Я не ответил, закрыл глаза, чтобы не видеть его круглых глаз и блаженной улыбки, серого неба.

Темь. Давящая темь! Из нее опять выступил зад гнедой лошади, потом спина всадника, его жирный, как бы налитой, затылок, бок лошади и ее голова, потом грудь и широкое, бородатое, с каменным взглядом лицо всадника. И ужас охватил меня. И я, как собачонка, посаженная на цепь, стал мысленно кружиться вокруг лошади и всадника. Я ходил до тех пор, пока не остановилась линейка, не внесли меня в мраморный вестибюль здания. В нем светло, вдоль стен – стулья и ломберные столики. На белой стене – круглые часы. Под ними в золотой раме – портрет короля бельгийского. Санитары внесли монашка, Семена Федоровича и остальных. Врачи, сестры, няни и санитары встречали раненых. Их белые халаты и косынки успокаивающе действовали на нервы. Толстая пожилая женщина с крупным грустным лицом подошла ко мне и взяла за руку, выше кисти. Выслушала пульс и повернулась к дежурной сестре:

– Иваковская, распорядитесь насчет ванны… Пусть няня приготовит. – Толстая женщина направилась к монашку, от него к Семену Федоровичу. – Вы плачете, – сказала она мягко, с чувством матери. – Не надо. От слез лучше не станет. Ничего, родной… потерпи. – Женщина положила руку ему на лоб, задумалась, глядя куда-то вдаль. Ее маленькие карие глаза светили ласково и печально.

Две няни с пухлыми, румяными щеками, – уж не сестры ли родные? – подошли ко мне, заслонили собой врача и Семена Федоровича, взяли меня под руки и помогли подняться с носилок. Сестра Иваковская, лет восемнадцати девушка, стройная и милая, остановила на мне лучистый темный взгляд, полный искреннего сочувствия к моему страданию, спросила:

– Сумеете дойти до ванной комнаты? Голова не закружится у вас?

– Один не дойду, – признался глухо я, – а вот с нянями ничего.

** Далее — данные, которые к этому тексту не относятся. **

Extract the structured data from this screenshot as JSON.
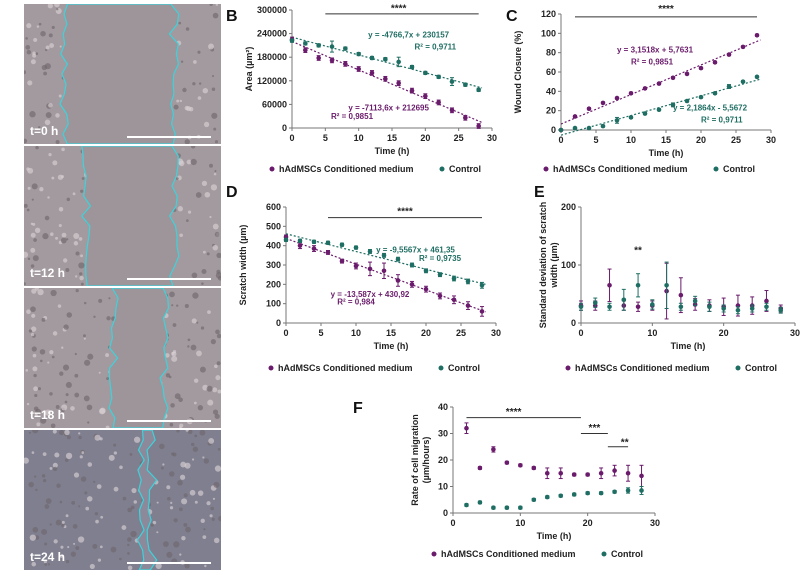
{
  "panels": {
    "A": "A",
    "B": "B",
    "C": "C",
    "D": "D",
    "E": "E",
    "F": "F"
  },
  "micrographs": [
    {
      "label": "t=0 h"
    },
    {
      "label": "t=12 h"
    },
    {
      "label": "t=18 h"
    },
    {
      "label": "t=24 h"
    }
  ],
  "colors": {
    "treated": "#6a1b6b",
    "control": "#1f6e63",
    "outline": "#3cd3dc"
  },
  "chart_data": [
    {
      "id": "B",
      "type": "scatter",
      "xlabel": "Time (h)",
      "ylabel": "Area (µm²)",
      "xlim": [
        0,
        30
      ],
      "ylim": [
        0,
        300000
      ],
      "xticks": [
        "0",
        "5",
        "10",
        "15",
        "20",
        "25",
        "30"
      ],
      "yticks": [
        "0",
        "60000",
        "120000",
        "180000",
        "240000",
        "300000"
      ],
      "x": [
        0,
        2,
        4,
        6,
        8,
        10,
        12,
        14,
        16,
        18,
        20,
        22,
        24,
        26,
        28
      ],
      "series": [
        {
          "name": "hAdMSCs Conditioned medium",
          "values": [
            225000,
            198000,
            178000,
            172000,
            163000,
            150000,
            140000,
            125000,
            114000,
            95000,
            81000,
            65000,
            45000,
            26000,
            5000
          ],
          "errors": [
            6000,
            6000,
            6000,
            6000,
            6000,
            6000,
            6000,
            6000,
            6000,
            6000,
            6000,
            6000,
            6000,
            6000,
            6000
          ]
        },
        {
          "name": "Control",
          "values": [
            222000,
            215000,
            210000,
            207000,
            202000,
            188000,
            178000,
            175000,
            168000,
            155000,
            140000,
            130000,
            118000,
            110000,
            97000
          ],
          "errors": [
            4000,
            4000,
            4000,
            14000,
            4000,
            4000,
            4000,
            4000,
            12000,
            4000,
            4000,
            4000,
            10000,
            4000,
            4000
          ]
        }
      ],
      "annotations": [
        {
          "text": "y = -4766,7x + 230157",
          "series": "Control"
        },
        {
          "text": "R² = 0,9711",
          "series": "Control"
        },
        {
          "text": "y = -7113,6x + 212695",
          "series": "hAdMSCs Conditioned medium"
        },
        {
          "text": "R² = 0,9851",
          "series": "hAdMSCs Conditioned medium"
        },
        {
          "text": "****"
        }
      ],
      "legend": [
        "hAdMSCs Conditioned medium",
        "Control"
      ],
      "legend_position": "bottom"
    },
    {
      "id": "C",
      "type": "scatter",
      "xlabel": "Time (h)",
      "ylabel": "Wound Closure (%)",
      "xlim": [
        0,
        30
      ],
      "ylim": [
        0,
        120
      ],
      "xticks": [
        "0",
        "5",
        "10",
        "15",
        "20",
        "25",
        "30"
      ],
      "yticks": [
        "0",
        "20",
        "40",
        "60",
        "80",
        "100",
        "120"
      ],
      "x": [
        0,
        2,
        4,
        6,
        8,
        10,
        12,
        14,
        16,
        18,
        20,
        22,
        24,
        26,
        28
      ],
      "series": [
        {
          "name": "hAdMSCs Conditioned medium",
          "values": [
            0,
            14,
            22,
            28,
            33,
            38,
            43,
            48,
            54,
            58,
            64,
            70,
            78,
            86,
            98
          ],
          "errors": [
            1,
            1,
            1,
            1,
            1,
            1,
            1,
            1,
            1,
            1,
            1,
            1,
            1,
            1,
            1
          ]
        },
        {
          "name": "Control",
          "values": [
            0,
            2,
            2,
            4,
            10,
            13,
            17,
            21,
            26,
            30,
            34,
            38,
            45,
            50,
            55
          ],
          "errors": [
            1,
            1,
            1,
            1,
            3,
            1,
            1,
            1,
            2,
            1,
            1,
            1,
            2,
            1,
            1
          ]
        }
      ],
      "annotations": [
        {
          "text": "y = 3,1518x + 5,7631",
          "series": "hAdMSCs Conditioned medium"
        },
        {
          "text": "R² = 0,9851",
          "series": "hAdMSCs Conditioned medium"
        },
        {
          "text": "y = 2,1864x - 5,5672",
          "series": "Control"
        },
        {
          "text": "R² = 0,9711",
          "series": "Control"
        },
        {
          "text": "****"
        }
      ],
      "legend": [
        "hAdMSCs Conditioned medium",
        "Control"
      ],
      "legend_position": "bottom"
    },
    {
      "id": "D",
      "type": "scatter",
      "xlabel": "Time (h)",
      "ylabel": "Scratch width (µm)",
      "xlim": [
        0,
        30
      ],
      "ylim": [
        0,
        600
      ],
      "xticks": [
        "0",
        "5",
        "10",
        "15",
        "20",
        "25",
        "30"
      ],
      "yticks": [
        "0",
        "100",
        "200",
        "300",
        "400",
        "500",
        "600"
      ],
      "x": [
        0,
        2,
        4,
        6,
        8,
        10,
        12,
        14,
        16,
        18,
        20,
        22,
        24,
        26,
        28
      ],
      "series": [
        {
          "name": "hAdMSCs Conditioned medium",
          "values": [
            445,
            400,
            385,
            365,
            320,
            295,
            280,
            270,
            220,
            200,
            175,
            140,
            120,
            90,
            60
          ],
          "errors": [
            10,
            15,
            15,
            10,
            10,
            15,
            35,
            40,
            30,
            15,
            15,
            15,
            20,
            20,
            25
          ]
        },
        {
          "name": "Control",
          "values": [
            430,
            425,
            420,
            415,
            405,
            390,
            370,
            350,
            330,
            300,
            270,
            250,
            230,
            215,
            195
          ],
          "errors": [
            8,
            8,
            8,
            8,
            8,
            8,
            10,
            10,
            10,
            10,
            10,
            10,
            12,
            12,
            15
          ]
        }
      ],
      "annotations": [
        {
          "text": "y = -9,5567x + 461,35",
          "series": "Control"
        },
        {
          "text": "R² = 0,9735",
          "series": "Control"
        },
        {
          "text": "y = -13,587x + 430,92",
          "series": "hAdMSCs Conditioned medium"
        },
        {
          "text": "R² = 0,984",
          "series": "hAdMSCs Conditioned medium"
        },
        {
          "text": "****"
        }
      ],
      "legend": [
        "hAdMSCs Conditioned medium",
        "Control"
      ],
      "legend_position": "bottom"
    },
    {
      "id": "E",
      "type": "scatter",
      "xlabel": "Time (h)",
      "ylabel": "Standard deviation of  scratch width (µm)",
      "xlim": [
        0,
        30
      ],
      "ylim": [
        0,
        200
      ],
      "xticks": [
        "0",
        "10",
        "20",
        "30"
      ],
      "yticks": [
        "0",
        "100",
        "200"
      ],
      "x": [
        0,
        2,
        4,
        6,
        8,
        10,
        12,
        14,
        16,
        18,
        20,
        22,
        24,
        26,
        28
      ],
      "series": [
        {
          "name": "hAdMSCs Conditioned medium",
          "values": [
            30,
            30,
            65,
            30,
            28,
            30,
            55,
            48,
            32,
            30,
            28,
            30,
            30,
            38,
            25
          ],
          "errors": [
            8,
            8,
            28,
            8,
            8,
            8,
            48,
            30,
            10,
            10,
            15,
            18,
            15,
            18,
            6
          ]
        },
        {
          "name": "Control",
          "values": [
            28,
            35,
            28,
            40,
            65,
            32,
            65,
            28,
            38,
            28,
            25,
            22,
            25,
            28,
            22
          ],
          "errors": [
            6,
            8,
            6,
            18,
            20,
            8,
            40,
            6,
            8,
            8,
            6,
            6,
            6,
            6,
            5
          ]
        }
      ],
      "annotations": [
        {
          "text": "**"
        }
      ],
      "legend": [
        "hAdMSCs Conditioned medium",
        "Control"
      ],
      "legend_position": "bottom"
    },
    {
      "id": "F",
      "type": "scatter",
      "xlabel": "Time (h)",
      "ylabel": "Rate of cell migration (µm/hours)",
      "xlim": [
        0,
        30
      ],
      "ylim": [
        0,
        40
      ],
      "xticks": [
        "0",
        "10",
        "20",
        "30"
      ],
      "yticks": [
        "0",
        "10",
        "20",
        "30",
        "40"
      ],
      "x": [
        2,
        4,
        6,
        8,
        10,
        12,
        14,
        16,
        18,
        20,
        22,
        24,
        26,
        28
      ],
      "series": [
        {
          "name": "hAdMSCs Conditioned medium",
          "values": [
            32,
            17,
            24,
            19,
            18,
            17,
            15,
            15,
            14.5,
            14.5,
            15,
            16,
            15,
            14
          ],
          "errors": [
            2,
            0.5,
            1,
            0.5,
            0.5,
            0.5,
            2,
            2,
            0.5,
            0.5,
            2,
            2,
            3,
            4
          ]
        },
        {
          "name": "Control",
          "values": [
            3,
            4,
            2,
            2,
            2,
            5,
            6,
            6.5,
            7,
            7.5,
            7.5,
            8,
            8.5,
            8.5
          ],
          "errors": [
            0.5,
            0.5,
            0.5,
            0.5,
            0.5,
            0.5,
            0.5,
            0.5,
            0.5,
            0.5,
            0.5,
            0.5,
            1,
            1.5
          ]
        }
      ],
      "annotations": [
        {
          "text": "****"
        },
        {
          "text": "***"
        },
        {
          "text": "**"
        }
      ],
      "legend": [
        "hAdMSCs Conditioned medium",
        "Control"
      ],
      "legend_position": "bottom"
    }
  ]
}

И я добрался с помощью сиделок до ванной. Правда, с большим трудом: ноги не слушались, стены и колонны, мимо которых меня вели, покачивались и валились, поднимались и опять валились. Сиделок было не две – четыре, не четыре – восемь… потом опять две, четыре и восемь. Они ввели меня в белую предванную, усадили на плетеный диван и стали раздевать. Левая пола шинели в запекшейся крови, закорела. Кисть руки распухла под повязкой, и рукав не снимался. Няни ножницами разрезали рукав шинели до плеча. Потом разрезали рукава гимнастерки, шерстяной фуфайки и рубашек. Они с трудом стащили с меня кожаные сапоги. Освобождая мои ноги от посконных и шерстяных портянок и чулок, няни добродушно говорили между собой:

– Теперь нам понятно, почему зима долго нейдет.

– Не говори. Как не испугаться зиме, когда наши солдатики в такое тепло залезают. Да таких, милая, солдатиков никакой морозяк не возьмет.

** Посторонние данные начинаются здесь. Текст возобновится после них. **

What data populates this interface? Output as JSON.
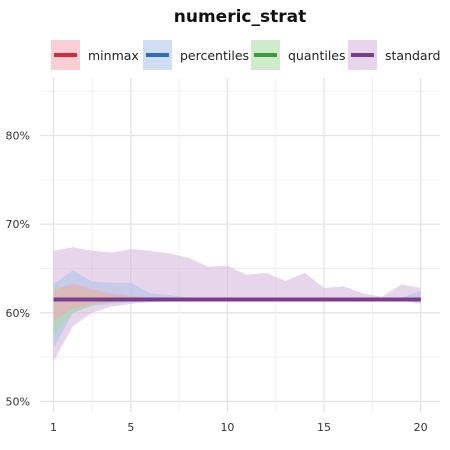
{
  "chart_data": {
    "type": "line",
    "title": "numeric_strat",
    "xlabel": "",
    "ylabel": "",
    "x": [
      1,
      2,
      3,
      4,
      5,
      6,
      7,
      8,
      9,
      10,
      11,
      12,
      13,
      14,
      15,
      16,
      17,
      18,
      19,
      20
    ],
    "x_ticks": [
      1,
      5,
      10,
      15,
      20
    ],
    "y_ticks": [
      {
        "value": 0.5,
        "label": "50%"
      },
      {
        "value": 0.6,
        "label": "60%"
      },
      {
        "value": 0.7,
        "label": "70%"
      },
      {
        "value": 0.8,
        "label": "80%"
      }
    ],
    "xlim": [
      0.3,
      21
    ],
    "ylim": [
      0.488,
      0.865
    ],
    "grid": true,
    "legend_position": "top",
    "series": [
      {
        "name": "minmax",
        "color": "#d62839",
        "band_color": "#f4a6b0",
        "values": [
          0.615,
          0.615,
          0.615,
          0.615,
          0.615,
          0.615,
          0.615,
          0.615,
          0.615,
          0.615,
          0.615,
          0.615,
          0.615,
          0.615,
          0.615,
          0.615,
          0.615,
          0.615,
          0.615,
          0.615
        ],
        "upper": [
          0.625,
          0.633,
          0.627,
          0.622,
          0.619,
          0.617,
          0.616,
          0.616,
          0.615,
          0.615,
          0.615,
          0.615,
          0.615,
          0.615,
          0.615,
          0.615,
          0.615,
          0.615,
          0.615,
          0.615
        ],
        "lower": [
          0.59,
          0.605,
          0.61,
          0.612,
          0.614,
          0.615,
          0.615,
          0.615,
          0.615,
          0.615,
          0.615,
          0.615,
          0.615,
          0.615,
          0.615,
          0.615,
          0.615,
          0.615,
          0.615,
          0.615
        ]
      },
      {
        "name": "percentiles",
        "color": "#2f6db5",
        "band_color": "#a9c2e6",
        "values": [
          0.615,
          0.615,
          0.615,
          0.615,
          0.615,
          0.615,
          0.615,
          0.615,
          0.615,
          0.615,
          0.615,
          0.615,
          0.615,
          0.615,
          0.615,
          0.615,
          0.615,
          0.615,
          0.615,
          0.615
        ],
        "upper": [
          0.632,
          0.648,
          0.635,
          0.634,
          0.634,
          0.622,
          0.62,
          0.617,
          0.616,
          0.615,
          0.615,
          0.615,
          0.615,
          0.615,
          0.615,
          0.615,
          0.615,
          0.615,
          0.617,
          0.625
        ],
        "lower": [
          0.56,
          0.6,
          0.608,
          0.61,
          0.612,
          0.613,
          0.614,
          0.615,
          0.615,
          0.615,
          0.615,
          0.615,
          0.615,
          0.615,
          0.615,
          0.615,
          0.615,
          0.615,
          0.614,
          0.61
        ]
      },
      {
        "name": "quantiles",
        "color": "#3a9a3c",
        "band_color": "#a8dba0",
        "values": [
          0.615,
          0.615,
          0.615,
          0.615,
          0.615,
          0.615,
          0.615,
          0.615,
          0.615,
          0.615,
          0.615,
          0.615,
          0.615,
          0.615,
          0.615,
          0.615,
          0.615,
          0.615,
          0.615,
          0.615
        ],
        "upper": [
          0.628,
          0.63,
          0.625,
          0.62,
          0.618,
          0.617,
          0.616,
          0.615,
          0.615,
          0.615,
          0.615,
          0.615,
          0.615,
          0.615,
          0.615,
          0.615,
          0.615,
          0.615,
          0.615,
          0.615
        ],
        "lower": [
          0.575,
          0.6,
          0.608,
          0.612,
          0.614,
          0.615,
          0.615,
          0.615,
          0.615,
          0.615,
          0.615,
          0.615,
          0.615,
          0.615,
          0.615,
          0.615,
          0.615,
          0.615,
          0.615,
          0.615
        ]
      },
      {
        "name": "standard",
        "color": "#7b3c8c",
        "band_color": "#d3b5db",
        "values": [
          0.615,
          0.615,
          0.615,
          0.615,
          0.615,
          0.615,
          0.615,
          0.615,
          0.615,
          0.615,
          0.615,
          0.615,
          0.615,
          0.615,
          0.615,
          0.615,
          0.615,
          0.615,
          0.615,
          0.615
        ],
        "upper": [
          0.67,
          0.674,
          0.67,
          0.668,
          0.672,
          0.67,
          0.667,
          0.662,
          0.652,
          0.653,
          0.643,
          0.645,
          0.636,
          0.645,
          0.628,
          0.63,
          0.622,
          0.618,
          0.632,
          0.628
        ],
        "lower": [
          0.545,
          0.585,
          0.6,
          0.607,
          0.61,
          0.612,
          0.613,
          0.614,
          0.614,
          0.614,
          0.614,
          0.614,
          0.614,
          0.614,
          0.614,
          0.614,
          0.614,
          0.614,
          0.614,
          0.614
        ]
      }
    ]
  }
}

Я смотрел на них и не видел. Закрыл веки и увидел опять не две няни, а много-много, и все они разговаривали о солдатах, о зиме и смеялись. И только когда положили меня в ванну, в горячую воду, я поднял набухшие болью веки, пришел в себя и увидал, что их не толпа, а две, что их лица бледны, глаза темны от испуга и жалости к нам, раненым. Заметив, что я открыл глаза, няни оживились, обрадовались.

– Дуня, гляди, – проговорила высокая, и ее щеки покрылись румянцем, – отошел солдатик-то.

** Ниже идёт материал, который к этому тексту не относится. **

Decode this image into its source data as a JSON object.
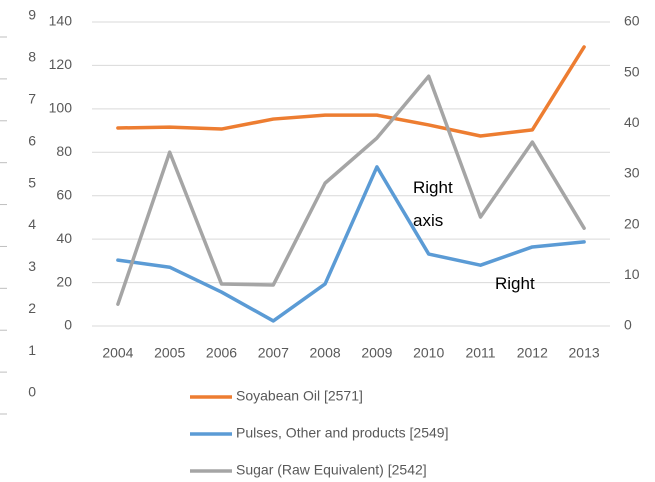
{
  "chart_data": {
    "type": "line",
    "categories": [
      "2004",
      "2005",
      "2006",
      "2007",
      "2008",
      "2009",
      "2010",
      "2011",
      "2012",
      "2013"
    ],
    "series": [
      {
        "name": "Soyabean Oil [2571]",
        "color": "#ed7d31",
        "values": [
          91.2,
          91.6,
          90.7,
          95.3,
          97.1,
          97.1,
          92.6,
          87.5,
          90.3,
          128.5
        ]
      },
      {
        "name": "Pulses, Other and products [2549]",
        "color": "#5b9bd5",
        "axis": "y2",
        "values": [
          13.0,
          11.6,
          6.7,
          1.0,
          8.3,
          31.4,
          14.2,
          12.0,
          15.6,
          16.6
        ]
      },
      {
        "name": "Sugar (Raw Equivalent) [2542]",
        "color": "#a5a5a5",
        "axis": "y2",
        "values": [
          4.3,
          34.3,
          8.3,
          8.1,
          28.2,
          37.1,
          49.3,
          21.5,
          36.3,
          19.3
        ]
      }
    ],
    "ylim": [
      0,
      140
    ],
    "yticks": [
      0,
      20,
      40,
      60,
      80,
      100,
      120,
      140
    ],
    "y2lim": [
      0,
      60
    ],
    "y2ticks": [
      0,
      10,
      20,
      30,
      40,
      50,
      60
    ],
    "y3lim": [
      0,
      9
    ],
    "y3ticks": [
      0,
      1,
      2,
      3,
      4,
      5,
      6,
      7,
      8,
      9
    ],
    "grid": true,
    "annotations": [
      {
        "text": "Right axis"
      },
      {
        "text": "Right"
      }
    ]
  }
}
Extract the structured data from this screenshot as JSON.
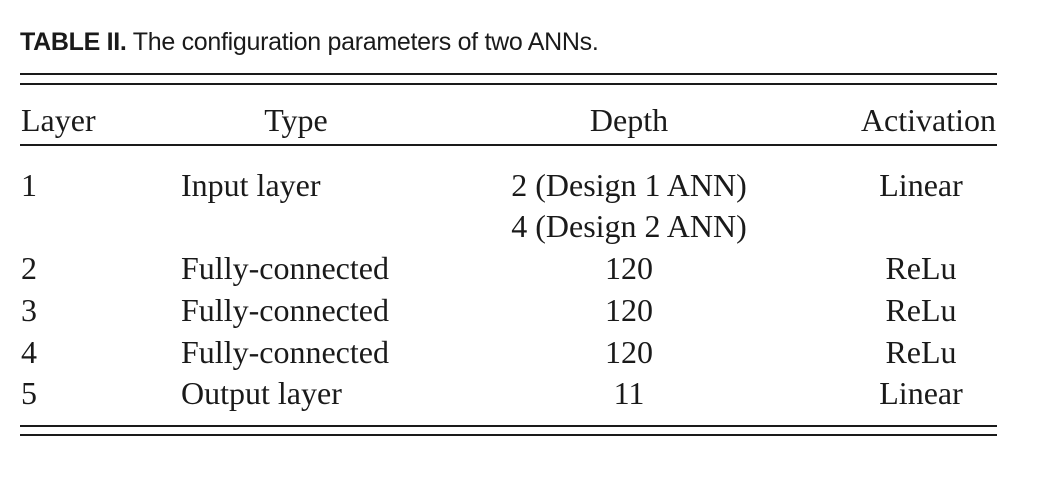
{
  "caption": {
    "label": "TABLE II.",
    "text": "The configuration parameters of two ANNs."
  },
  "table": {
    "headers": {
      "layer": "Layer",
      "type": "Type",
      "depth": "Depth",
      "activation": "Activation"
    },
    "rows": [
      {
        "layer": "1",
        "type": "Input layer",
        "depth": [
          "2 (Design 1 ANN)",
          "4 (Design 2 ANN)"
        ],
        "activation": "Linear"
      },
      {
        "layer": "2",
        "type": "Fully-connected",
        "depth": [
          "120"
        ],
        "activation": "ReLu"
      },
      {
        "layer": "3",
        "type": "Fully-connected",
        "depth": [
          "120"
        ],
        "activation": "ReLu"
      },
      {
        "layer": "4",
        "type": "Fully-connected",
        "depth": [
          "120"
        ],
        "activation": "ReLu"
      },
      {
        "layer": "5",
        "type": "Output layer",
        "depth": [
          "11"
        ],
        "activation": "Linear"
      }
    ]
  }
}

– Пусть живет, – ответила добрая Дуня и пояснила: – Одним, значит, женишком больше будет.

– Дура, – выругала высокая подругу и обратилась ко мне: – Служивый, а мы думали, что вы уже скончались.

Я возразил:

– Зачем же? Я не собираюсь умирать. Мне надо долго-долго жить.

– Приятно слышать, – похвалила Дуня. – Лена, – обратилась она к подруге, – слышишь, что он говорит? Служивый отвоевал и совсем не хочет умирать. Вот это я понимаю.

Что ответила Лена, я не разобрал: у меня опять закружилась голова. Темь плескала в лицо. Желтые, зеленые и серые цветы выступили из тьмы, завертелись, как колесики. Потом, когда цветы пропали, поднялся всадник, и я стал ходить вокруг него. «Почему всадник не дает ходу лошади? – подумал я. – Зачем он натянул так поводья, что лошадь ослепла от напряжения?» Всадник повертывался то спиной ко мне, то задом, то лицом. Лю-лю – звенело где-то сбоку. Лю-лю – звенело где-то над головой.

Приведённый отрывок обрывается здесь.